Reconozco ese tono entre acusador e interrogatorio, ese mismo que utiliza la señora Emilia para sonsacarme las miserias y virtudes de la familia Altarriba. Interrogatorio al que, dicho sea de paso, no he sucumbido y espero no sucumbir nunca.
Tras cavilar la respuesta unos largos segundos, me decido por la menos delatora.
—Había oído algo.
—¿De ti?
Suspiro y asiento. A Cisco no puedo mentirle.
—Lo siento. Estaba preocupada por ti, me preguntó, insistió y… Lo siento. Sé que no te gusta que nadie se meta en tus asuntos, pero…
—Estabas preocupada. —Aunque su voz es seria, su gesto es amable—. ¿Le pediste ayuda?
Me apresuro a negar con la cabeza. Si hay algo que Cisco odie más que la compasión, es la caridad.
—Me pareció verlo hablando con Duch en la comisaría horas antes de que retirara la denuncia —dice, arrastrando cada sílaba unos segundos que parecen eternos. Los dos nos quedamos callados, absorbiendo esas últimas palabras y las elucubraciones que surgen de ellas. Recuerdo la reacción de Víctor, sus labios asegurándome que esas cosas se resuelven por sí solas. Recuerdo nuestro único y último abrazo y me estremezco. Me alejo de los recuerdos y de la necesidad de hablar con Víctor—. Marina, la señora Emilia…
—La señora Emilia es una vieja cotilla.
—Y una gata vieja. No hay quien engañe a esa mujer. Ha vivido y visto más que nosotros dos juntos. Sabe lo que dice y lo que hace, y aunque escuche y diga más de lo que debe, nunca miente. Ni se equivoca.
—Contigo se equivocaba —le digo para intentar defenderme. No me gusta el rumbo que está tomando la conversación—. Estaba segura de que había una chica de por medio.
—Marina, no juegues con aquello que no controlas.
—Cisco, no te metas en aquello de lo que no sabes nada —gruño, molesta, imitando su tono condescendiente.
—Los Altarriba…
—No sabes nada de ellos, Cisco. Crees que sí, igual que la señora Emilia, igual que madre, igual que padre. Pero no sabéis nada. ¡Ni siquiera sabes cómo se llaman!

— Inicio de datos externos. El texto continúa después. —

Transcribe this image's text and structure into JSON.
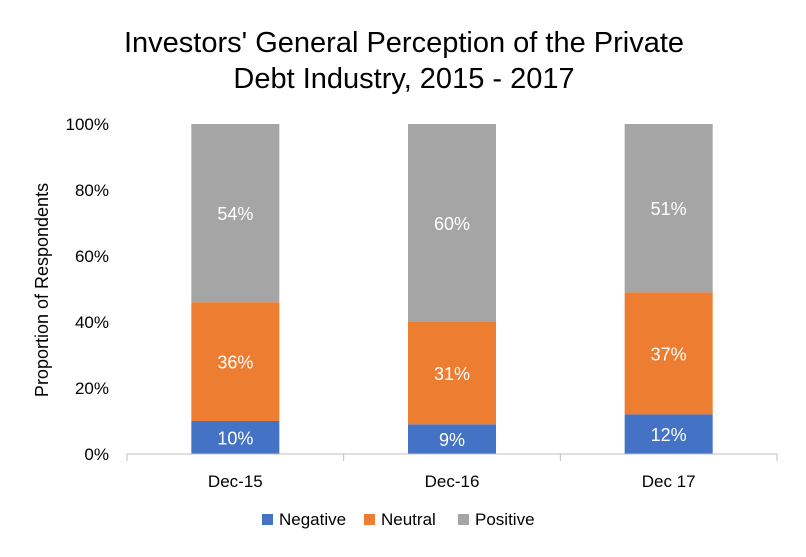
{
  "chart_data": {
    "type": "bar",
    "stacked": true,
    "title_lines": [
      "Investors' General Perception of the Private",
      "Debt Industry, 2015 - 2017"
    ],
    "xlabel": "",
    "ylabel": "Proportion of Respondents",
    "categories": [
      "Dec-15",
      "Dec-16",
      "Dec 17"
    ],
    "ylim": [
      0,
      100
    ],
    "yticks": [
      "0%",
      "20%",
      "40%",
      "60%",
      "80%",
      "100%"
    ],
    "series": [
      {
        "name": "Negative",
        "color": "#4472C4",
        "values": [
          10,
          9,
          12
        ],
        "labels": [
          "10%",
          "9%",
          "12%"
        ]
      },
      {
        "name": "Neutral",
        "color": "#ED7D31",
        "values": [
          36,
          31,
          37
        ],
        "labels": [
          "36%",
          "31%",
          "37%"
        ]
      },
      {
        "name": "Positive",
        "color": "#A5A5A5",
        "values": [
          54,
          60,
          51
        ],
        "labels": [
          "54%",
          "60%",
          "51%"
        ]
      }
    ],
    "grid": false,
    "legend_position": "bottom",
    "label_color": "#ffffff",
    "text_color": "#000000",
    "axis_color": "#bfbfbf"
  }
}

—Sé que el mayor está comprometido.
—Lo sé.
—Y sé que va a casarse pronto.
Intento mantener la calma, pero resulta inútil. Las manos me tiemblan y mi respiración se entrecorta. Aun así, logro titubear con la voz rota:
—Me lo figuro.
Me quedo observando a Cisco, esperando su próximo movimiento, tratando de adivinar adónde quiere ir a parar. Porque, si buscaba herirme, me temo que ya lo ha conseguido. Centro todas mis energías en mantener mis ojos secos y mi corazón cerrado a cal y canto.

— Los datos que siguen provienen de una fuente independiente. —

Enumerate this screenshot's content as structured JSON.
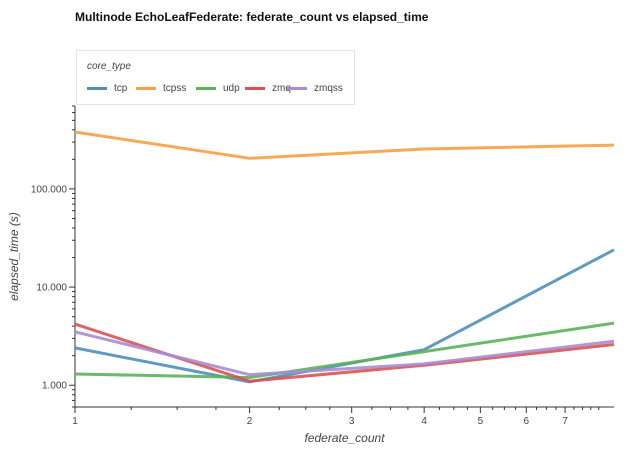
{
  "chart_data": {
    "type": "line",
    "title": "Multinode EchoLeafFederate: federate_count vs elapsed_time",
    "xlabel": "federate_count",
    "ylabel": "elapsed_time (s)",
    "x_scale": "log",
    "y_scale": "log",
    "xlim": [
      1,
      8.5
    ],
    "ylim": [
      0.6,
      700
    ],
    "x_tick_labels": [
      "1",
      "2",
      "3",
      "4",
      "5",
      "6",
      "7"
    ],
    "x_tick_values": [
      1,
      2,
      3,
      4,
      5,
      6,
      7
    ],
    "y_tick_labels": [
      "1.000",
      "10.000",
      "100.000"
    ],
    "y_tick_values": [
      1,
      10,
      100
    ],
    "grid": false,
    "legend": {
      "title": "core_type",
      "placement": "top-left"
    },
    "series": [
      {
        "name": "tcp",
        "color": "#4f8fba",
        "x": [
          1,
          2,
          4,
          8.5
        ],
        "y": [
          2.4,
          1.08,
          2.3,
          24
        ]
      },
      {
        "name": "tcpss",
        "color": "#f7a043",
        "x": [
          1,
          2,
          4,
          8.5
        ],
        "y": [
          380,
          205,
          255,
          280
        ]
      },
      {
        "name": "udp",
        "color": "#5bb35b",
        "x": [
          1,
          2,
          4,
          8.5
        ],
        "y": [
          1.3,
          1.2,
          2.2,
          4.3
        ]
      },
      {
        "name": "zmq",
        "color": "#d9534f",
        "x": [
          1,
          2,
          4,
          8.5
        ],
        "y": [
          4.2,
          1.1,
          1.6,
          2.6
        ]
      },
      {
        "name": "zmqss",
        "color": "#a98bd4",
        "x": [
          1,
          2,
          4,
          8.5
        ],
        "y": [
          3.5,
          1.28,
          1.65,
          2.8
        ]
      }
    ]
  }
}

—Va a casarse —murmura. No es una pregunta ni una suposición. Es una realidad y seguirá siéndolo aunque intente escapar de ella, aunque Víctor intente escapar también.

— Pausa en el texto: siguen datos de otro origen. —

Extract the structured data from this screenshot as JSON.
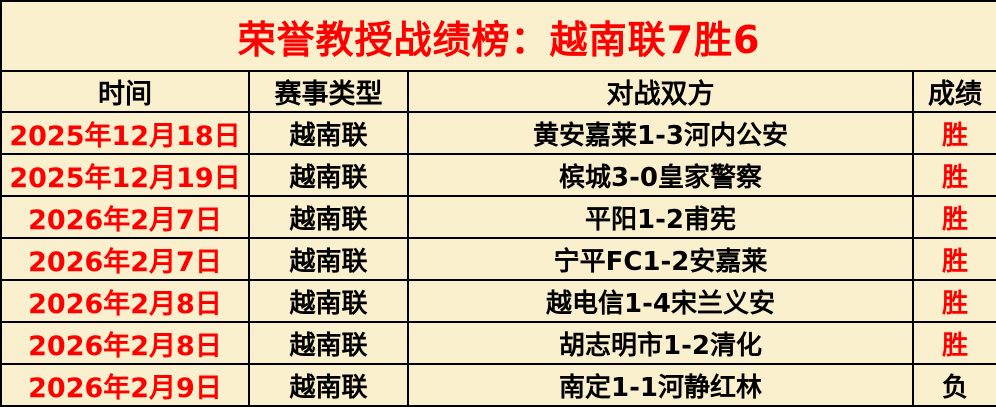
{
  "title": "荣誉教授战绩榜：越南联7胜6",
  "table": {
    "headers": {
      "time": "时间",
      "league_type": "赛事类型",
      "matchup": "对战双方",
      "result": "成绩"
    },
    "rows": [
      {
        "date": "2025年12月18日",
        "league": "越南联",
        "match": "黄安嘉莱1-3河内公安",
        "result": "胜"
      },
      {
        "date": "2025年12月19日",
        "league": "越南联",
        "match": "槟城3-0皇家警察",
        "result": "胜"
      },
      {
        "date": "2026年2月7日",
        "league": "越南联",
        "match": "平阳1-2甫宪",
        "result": "胜"
      },
      {
        "date": "2026年2月7日",
        "league": "越南联",
        "match": "宁平FC1-2安嘉莱",
        "result": "胜"
      },
      {
        "date": "2026年2月8日",
        "league": "越南联",
        "match": "越电信1-4宋兰义安",
        "result": "胜"
      },
      {
        "date": "2026年2月8日",
        "league": "越南联",
        "match": "胡志明市1-2清化",
        "result": "胜"
      },
      {
        "date": "2026年2月9日",
        "league": "越南联",
        "match": "南定1-1河静红林",
        "result": "负"
      }
    ]
  },
  "colors": {
    "background": "#FBF0CD",
    "red_text": "#FF0000",
    "black_text": "#000000",
    "border": "#000000",
    "win_color": "#FF0000",
    "loss_color": "#000000"
  }
}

Una realidad a la que no consigo enfrentarme. Me dejo caer dentro de los brazos protectores de Cisco y lloro en silencio, escondida tras las palabras de consuelo de mi hermano, que me acaricia el pelo con cariño y trata de tranquilizarme.
No hace más preguntas, al menos por el momento, y yo lo agradezco. No puedo responderlas si antes no encuentro mis respuestas.